SPENCER MICHELS: In the fast-growing town of Milpitas, near San Jose, it was the voters who acted against developers. The issue was development of the hills adjacent to the town. A handful of luxury subdivisions were built there recently, and some landowners planned to develop more. . . . Longtime homeowner Maria Lemery led a ballot initiative called Measure Z to create an urban growth boundary, a line at the base of the hills beyond which most new development would be forbidden.
MARIA LEMERY: Once you open it up, and the city approves developments and agrees to provide services, basically it's very growth-inducing, then there's another development, another development, and that's what you call sprawl.
SPENCER MICHELS: Lemery valued her view of the hills, and didn't want it ruined.
MARIA LEMERY: Why do people go off and do camping? Why do we go off into the woods? Why do we feel that need? It's just there. If we were to let the market forces prevail, we would not have beautiful open spaces.
SPENCER MICHELS: 55 percent of the voters approved Measure Z, and so the road separating the hills from the homes became the urban growth boundary. Still, there were plenty of unhappy homeowners, like Karen Serpa. Serpa says she had wanted to protect the open spaces as well, but thought it could be done without new regulation. Her family has owned 29 acres of the Milpitas Hills for two generations.
KAREN SERPA: The public in Milpitas is very, very centered on the fact that they like the hills. They go so far as saying "our hills." They are not their hills. I do not owe the public a view of my open hills. This is an issue, keep local control of our hills, vote no on Z. This was the basis of our campaign.
SPENCER MICHELS: Serpa led the opposition to Measure Z, which she said would prevent her from building homes for her three children on her own land. But she knew she was fighting against a popular cause.
KAREN SERPA: . . . There are many areas that can be environmentally protected. I don't think it should ride on the back of individual citizens.

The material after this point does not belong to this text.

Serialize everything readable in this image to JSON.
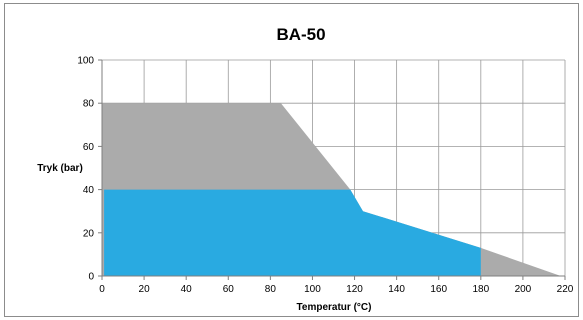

SPENCER MICHELS: And you think it's on your back?
KAREN SERPA: Absolutely.
SPENCER MICHELS: Developer Tom Koch, who builds homes throughout the Bay Area, says anti-growth initiatives are unrealistic.
TOM KOCH: We're talking about our children and where they're going to live, and that's the real issue that the Bay Area faces. Our projections are the state will have 48 million people by the year 2020. We currently have 33 ½ million people. I know of no policy, no directive that would change that in the least. So we need housing at all levels, at all income levels, in all locations. That's what needs to happen for California to be able to handle this challenge.